Mr. Shulman cautioned that, in its figures for individual colleges, his report, like the AAUP report before it, suffers from some flaws and inconsistencies in the data that institutions have reported to the federal government. Some major research universities, for example, have improbably said they have no part-time faculty members or no full-time instructors who are off the tenure track. Nevertheless, he said, he is confident that the misreporting by a few institutions has not substantially skewed his overall findings for certain institution types.
Kiernan R. Mathews, who tracks faculty-employment trends as a director of the Collaborative on Academic Careers in Higher Education, at Harvard University, said a 2011 revision in how the federal government counts full- and part-time faculty members might also have slightly skewed the new report’s figures. The broader trends noted by Mr.

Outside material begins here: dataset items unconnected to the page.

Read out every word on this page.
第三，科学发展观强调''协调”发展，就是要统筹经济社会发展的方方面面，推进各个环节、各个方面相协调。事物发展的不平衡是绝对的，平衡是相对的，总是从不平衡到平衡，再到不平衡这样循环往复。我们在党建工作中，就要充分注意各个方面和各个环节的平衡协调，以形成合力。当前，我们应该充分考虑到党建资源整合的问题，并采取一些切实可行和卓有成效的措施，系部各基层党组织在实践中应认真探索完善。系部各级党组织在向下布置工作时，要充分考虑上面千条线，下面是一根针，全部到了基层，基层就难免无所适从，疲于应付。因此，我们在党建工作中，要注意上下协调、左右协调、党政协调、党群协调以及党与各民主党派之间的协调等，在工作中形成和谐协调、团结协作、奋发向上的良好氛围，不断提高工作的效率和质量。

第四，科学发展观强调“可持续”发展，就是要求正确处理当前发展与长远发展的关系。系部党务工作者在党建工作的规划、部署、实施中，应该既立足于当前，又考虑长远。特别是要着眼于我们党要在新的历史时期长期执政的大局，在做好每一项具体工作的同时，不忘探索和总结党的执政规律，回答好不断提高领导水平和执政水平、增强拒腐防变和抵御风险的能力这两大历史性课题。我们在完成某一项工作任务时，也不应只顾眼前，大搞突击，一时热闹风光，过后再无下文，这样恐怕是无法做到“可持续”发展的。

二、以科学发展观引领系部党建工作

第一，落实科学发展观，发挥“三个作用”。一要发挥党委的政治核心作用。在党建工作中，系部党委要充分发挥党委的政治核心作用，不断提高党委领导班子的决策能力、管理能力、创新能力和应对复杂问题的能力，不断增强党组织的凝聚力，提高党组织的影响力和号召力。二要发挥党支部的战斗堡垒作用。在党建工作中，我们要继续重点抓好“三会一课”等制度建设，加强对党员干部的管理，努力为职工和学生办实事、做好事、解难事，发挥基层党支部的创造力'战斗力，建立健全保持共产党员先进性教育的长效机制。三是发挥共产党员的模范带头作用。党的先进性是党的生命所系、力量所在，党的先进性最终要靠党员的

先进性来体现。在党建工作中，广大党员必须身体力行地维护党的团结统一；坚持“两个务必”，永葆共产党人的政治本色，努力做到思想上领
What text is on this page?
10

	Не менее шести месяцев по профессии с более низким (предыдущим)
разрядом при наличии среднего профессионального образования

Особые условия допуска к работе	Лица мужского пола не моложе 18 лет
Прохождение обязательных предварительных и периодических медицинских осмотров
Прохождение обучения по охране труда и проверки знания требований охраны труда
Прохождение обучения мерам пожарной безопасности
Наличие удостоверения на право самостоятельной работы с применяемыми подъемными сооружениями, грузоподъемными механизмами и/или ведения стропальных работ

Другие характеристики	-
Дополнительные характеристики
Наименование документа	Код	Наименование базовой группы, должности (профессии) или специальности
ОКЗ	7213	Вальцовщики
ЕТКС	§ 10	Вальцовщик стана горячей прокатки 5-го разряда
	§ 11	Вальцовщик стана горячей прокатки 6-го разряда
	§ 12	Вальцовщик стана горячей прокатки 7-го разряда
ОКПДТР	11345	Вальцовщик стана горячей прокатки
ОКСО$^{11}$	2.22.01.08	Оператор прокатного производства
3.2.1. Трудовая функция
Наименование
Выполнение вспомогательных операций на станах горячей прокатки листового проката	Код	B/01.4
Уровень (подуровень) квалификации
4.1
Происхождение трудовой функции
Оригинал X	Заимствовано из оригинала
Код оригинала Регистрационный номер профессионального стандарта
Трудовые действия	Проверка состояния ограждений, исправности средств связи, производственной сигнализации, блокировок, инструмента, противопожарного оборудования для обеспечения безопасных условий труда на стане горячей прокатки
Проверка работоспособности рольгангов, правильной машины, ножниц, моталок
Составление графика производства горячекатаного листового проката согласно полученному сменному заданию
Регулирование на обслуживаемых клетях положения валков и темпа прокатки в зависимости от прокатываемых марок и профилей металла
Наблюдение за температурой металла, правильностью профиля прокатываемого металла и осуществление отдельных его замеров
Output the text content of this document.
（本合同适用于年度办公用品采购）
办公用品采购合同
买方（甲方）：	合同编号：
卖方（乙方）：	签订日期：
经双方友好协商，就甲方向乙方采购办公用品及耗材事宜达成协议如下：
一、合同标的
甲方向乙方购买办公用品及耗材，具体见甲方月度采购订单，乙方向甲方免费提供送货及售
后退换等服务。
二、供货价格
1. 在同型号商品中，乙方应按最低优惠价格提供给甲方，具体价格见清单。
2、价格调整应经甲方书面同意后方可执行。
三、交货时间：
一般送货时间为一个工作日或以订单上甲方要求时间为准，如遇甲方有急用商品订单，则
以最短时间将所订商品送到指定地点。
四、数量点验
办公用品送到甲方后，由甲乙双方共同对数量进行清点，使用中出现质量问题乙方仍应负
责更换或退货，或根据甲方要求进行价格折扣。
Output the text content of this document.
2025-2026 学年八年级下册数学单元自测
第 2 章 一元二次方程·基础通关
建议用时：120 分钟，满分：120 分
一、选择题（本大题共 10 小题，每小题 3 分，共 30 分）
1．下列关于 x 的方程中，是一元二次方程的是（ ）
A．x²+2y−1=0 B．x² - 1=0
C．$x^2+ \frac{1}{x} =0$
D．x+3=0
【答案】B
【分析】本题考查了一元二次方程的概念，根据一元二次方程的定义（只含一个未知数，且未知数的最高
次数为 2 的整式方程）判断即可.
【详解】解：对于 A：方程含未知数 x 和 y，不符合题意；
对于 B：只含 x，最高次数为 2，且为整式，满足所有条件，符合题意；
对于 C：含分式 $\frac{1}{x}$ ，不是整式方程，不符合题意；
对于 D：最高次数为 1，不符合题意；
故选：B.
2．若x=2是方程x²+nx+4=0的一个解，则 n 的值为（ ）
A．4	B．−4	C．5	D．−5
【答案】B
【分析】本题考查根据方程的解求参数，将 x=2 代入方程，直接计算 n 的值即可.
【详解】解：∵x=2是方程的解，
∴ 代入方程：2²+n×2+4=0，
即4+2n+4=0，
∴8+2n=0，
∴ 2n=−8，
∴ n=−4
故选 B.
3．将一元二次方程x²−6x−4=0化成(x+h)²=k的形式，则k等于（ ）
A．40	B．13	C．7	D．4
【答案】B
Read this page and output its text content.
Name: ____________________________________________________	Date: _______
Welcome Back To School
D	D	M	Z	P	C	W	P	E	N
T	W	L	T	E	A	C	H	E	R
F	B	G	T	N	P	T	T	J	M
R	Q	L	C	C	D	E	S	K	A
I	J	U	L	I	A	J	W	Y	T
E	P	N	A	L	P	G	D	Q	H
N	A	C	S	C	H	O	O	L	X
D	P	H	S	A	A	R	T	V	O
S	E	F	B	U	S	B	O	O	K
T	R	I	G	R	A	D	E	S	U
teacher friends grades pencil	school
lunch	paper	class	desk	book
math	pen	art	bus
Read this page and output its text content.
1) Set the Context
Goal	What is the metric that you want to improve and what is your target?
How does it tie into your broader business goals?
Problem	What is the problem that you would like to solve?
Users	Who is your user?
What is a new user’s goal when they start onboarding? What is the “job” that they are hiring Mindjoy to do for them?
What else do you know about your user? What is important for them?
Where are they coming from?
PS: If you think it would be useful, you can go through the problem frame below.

Shulman, however, date back to even before 2005.
Benefits of Hiring Full-Timers
Adrianna Kezar, who studies contingent academic labor as a professor of higher education at the University of Southern California and director of the Delphi Project on the Changing Faculty and Student Success, said a shift from part-time to full-time contingent instructors would be in keeping with the advice she gives colleges interested in improving student success.
“I can go on and on about all of the positive things about full-time employment” of faculty members, she said. She argues, for example, that, compared with part-timers, full-timers tend to be more readily available to assist students outside of class, and tend to work on longer-term contracts, helping to ensure consistency in the curriculum. Doctoral institutions may have more leeway to hire part-time instructors, she said, because students in postgraduate courses do not need as much academic support.
Although part-time instructors are paid substantially less than full-timers are, Ms. Kezar said, there are hidden costs attached to their high turnover rates and the need to recruit and train a new crop of them every academic term.
“What I am definitely hearing now is an interest in consolidating teaching into more full-time, non-tenure-track positions,” said Mr. Mathews, who works with more than 200 colleges’ academic administrators as director of the Harvard-based collaborative. Using full-time instructors “gives some stability to the students and the faculty” and helps increase the share of faculty members in academic departments who are able to handle noninstructional tasks related to public service and shared governance.
Among baccalaureate institutions that are employing more full-time and fewer part-time non-tenure-track instructors is Clayton State University, in Georgia. It reported having 153 part-time and 56 full-time instructors in 2005 and 64 part-time and 65 full-time instructors in 2013.
Thomas Hynes, Clayton State’s president, on Tuesday said administrators there had made a concerted effort to consolidate multiple part-time positions into fewer full-time ones based partly on a “philosophical belief that full-time faculty were more likely to be devoted to our institution and our students.”
The last economic downturn, Mr. Hynes said, also left administrators there worried about increased competition with other Atlanta-area colleges over qualified part-time instructors who could help handle rising enrollments. Offering full-time jobs gave Clayton State an edge in the local labor market.